Oil retailer Indian Oil Corporation (IOC) is expected to report standalone profit at Rs 3,013 crore for April-June quarter, down 19 percent compared with Rs 3,720 crore in previous quarter.
The fourth quarter FY17 was hit by lot of one-offs as there was Rs 2,100 crore worth employee cost revision, Rs 5,700 crore for entry tax provisions, Rs 2,600 crore for refining+ marketing inventory gains and Rs 1,500 crore in forex gains. IOC also booked a large deferred tax reversal in Q4.
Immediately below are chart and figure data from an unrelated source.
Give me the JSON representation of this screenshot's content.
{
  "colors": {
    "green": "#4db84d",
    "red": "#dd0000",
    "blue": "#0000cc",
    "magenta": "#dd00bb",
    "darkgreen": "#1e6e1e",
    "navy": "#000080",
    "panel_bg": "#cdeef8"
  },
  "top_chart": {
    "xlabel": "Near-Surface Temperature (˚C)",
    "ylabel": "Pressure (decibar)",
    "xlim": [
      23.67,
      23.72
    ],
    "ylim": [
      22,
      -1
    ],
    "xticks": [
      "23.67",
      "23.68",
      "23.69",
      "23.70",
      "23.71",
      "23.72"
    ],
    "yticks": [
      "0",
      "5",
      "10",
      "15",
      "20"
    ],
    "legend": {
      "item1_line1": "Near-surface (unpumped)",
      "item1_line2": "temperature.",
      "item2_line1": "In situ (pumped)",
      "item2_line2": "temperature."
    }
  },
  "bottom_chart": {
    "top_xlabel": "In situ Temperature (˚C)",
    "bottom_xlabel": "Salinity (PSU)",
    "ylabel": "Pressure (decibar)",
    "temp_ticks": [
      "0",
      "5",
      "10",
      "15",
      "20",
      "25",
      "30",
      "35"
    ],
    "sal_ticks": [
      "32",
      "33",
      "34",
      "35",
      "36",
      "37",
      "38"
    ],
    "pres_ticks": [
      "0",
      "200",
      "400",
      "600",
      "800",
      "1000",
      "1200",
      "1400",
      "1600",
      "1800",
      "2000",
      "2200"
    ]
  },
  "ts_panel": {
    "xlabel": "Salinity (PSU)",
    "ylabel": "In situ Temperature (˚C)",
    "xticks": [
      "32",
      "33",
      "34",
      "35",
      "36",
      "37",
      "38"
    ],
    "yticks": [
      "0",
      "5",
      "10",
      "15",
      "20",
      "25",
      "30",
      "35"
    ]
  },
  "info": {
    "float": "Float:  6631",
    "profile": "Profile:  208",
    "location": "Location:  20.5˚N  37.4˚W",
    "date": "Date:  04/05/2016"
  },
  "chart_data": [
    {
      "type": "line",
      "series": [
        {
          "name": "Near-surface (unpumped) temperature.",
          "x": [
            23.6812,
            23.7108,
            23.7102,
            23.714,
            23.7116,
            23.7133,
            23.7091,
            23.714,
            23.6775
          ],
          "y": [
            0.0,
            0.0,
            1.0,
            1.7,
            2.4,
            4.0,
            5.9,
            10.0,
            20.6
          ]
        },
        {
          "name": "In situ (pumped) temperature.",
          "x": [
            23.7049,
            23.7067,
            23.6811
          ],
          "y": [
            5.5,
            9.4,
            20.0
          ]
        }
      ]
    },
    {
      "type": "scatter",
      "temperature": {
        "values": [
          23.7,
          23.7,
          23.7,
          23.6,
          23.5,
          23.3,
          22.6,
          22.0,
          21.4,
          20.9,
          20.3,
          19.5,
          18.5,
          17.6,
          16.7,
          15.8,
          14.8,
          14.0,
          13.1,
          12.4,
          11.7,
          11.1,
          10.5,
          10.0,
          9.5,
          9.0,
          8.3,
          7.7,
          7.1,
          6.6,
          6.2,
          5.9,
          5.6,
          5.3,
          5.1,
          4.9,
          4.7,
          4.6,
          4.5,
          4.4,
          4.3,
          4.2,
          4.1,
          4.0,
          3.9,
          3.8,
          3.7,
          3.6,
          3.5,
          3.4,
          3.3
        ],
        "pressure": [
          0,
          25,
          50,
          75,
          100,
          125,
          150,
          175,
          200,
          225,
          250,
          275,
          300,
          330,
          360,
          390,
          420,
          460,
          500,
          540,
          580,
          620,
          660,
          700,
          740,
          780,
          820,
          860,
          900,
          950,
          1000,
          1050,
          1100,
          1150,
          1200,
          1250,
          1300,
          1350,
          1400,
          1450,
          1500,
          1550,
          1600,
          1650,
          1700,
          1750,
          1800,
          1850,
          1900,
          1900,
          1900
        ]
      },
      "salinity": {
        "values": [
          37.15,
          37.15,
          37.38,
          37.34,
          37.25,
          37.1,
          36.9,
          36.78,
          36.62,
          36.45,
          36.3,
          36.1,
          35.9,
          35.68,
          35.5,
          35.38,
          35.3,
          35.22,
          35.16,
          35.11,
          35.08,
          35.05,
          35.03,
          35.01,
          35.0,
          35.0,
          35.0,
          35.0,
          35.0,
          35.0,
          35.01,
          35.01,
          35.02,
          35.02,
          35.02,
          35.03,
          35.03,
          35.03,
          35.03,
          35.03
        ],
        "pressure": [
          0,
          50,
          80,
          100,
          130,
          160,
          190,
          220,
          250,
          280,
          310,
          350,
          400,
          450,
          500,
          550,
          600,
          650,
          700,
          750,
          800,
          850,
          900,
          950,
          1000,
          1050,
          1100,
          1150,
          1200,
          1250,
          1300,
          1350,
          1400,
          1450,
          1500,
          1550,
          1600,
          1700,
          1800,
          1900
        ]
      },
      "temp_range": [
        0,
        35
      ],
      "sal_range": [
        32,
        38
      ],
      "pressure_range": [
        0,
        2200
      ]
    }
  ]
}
Revenue during the quarter is seen falling at Rs 94,563 crore from Rs 1.22 lakh crore in previous quarter, according to average of estimates of analysts polled by CNBC-TV18.
Operating profit is seen rising sharply to Rs 6,213 crore from Rs 4,408 crore and margin may expand to 6.5 percent from 4.4 percent on sequential basis.
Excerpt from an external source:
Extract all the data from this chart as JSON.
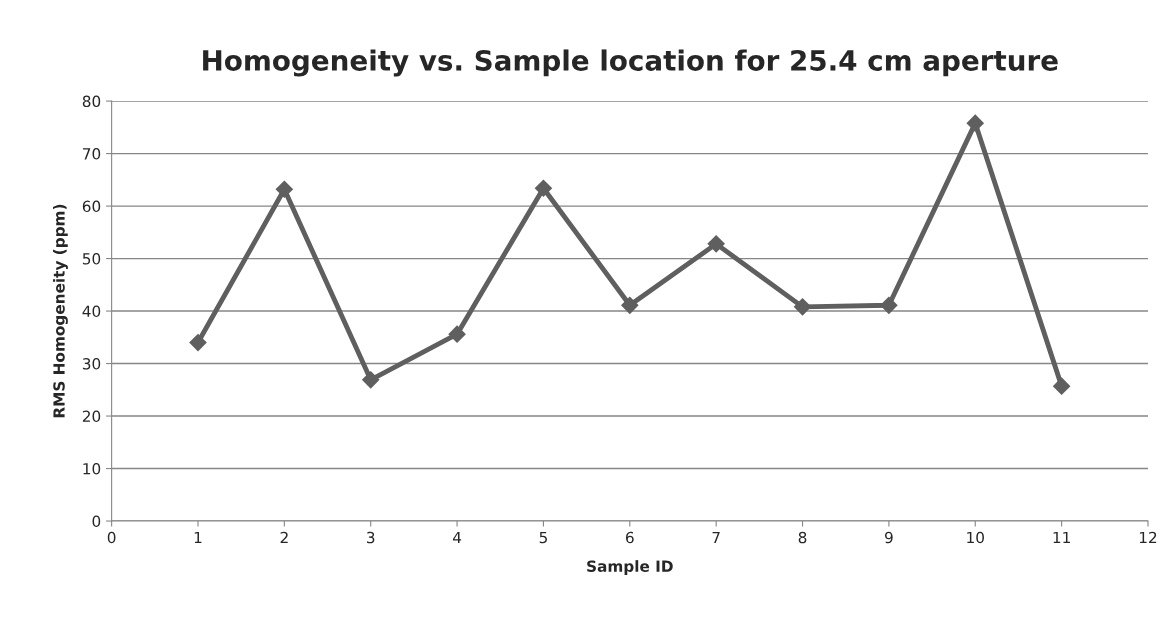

Analysts expect gross refining margin of USD 4.6 a barrel (including inventory loss) for IOC in Q1FY18 against USD 8.9 a barrel in Q4FY17 (included inventory gain of USD 2/bbl)/
They expect refinery throughput at 17.9mmt for Q1FY18 against 16.1mmt in Q1FY17 and 17.1mmt in Q4FY17, higher due to contribution from the Paradip refinery.
Key issues to watch for would be utilisation of Paradip refinery, gross refining margin, capex plans and forex/inventory changes.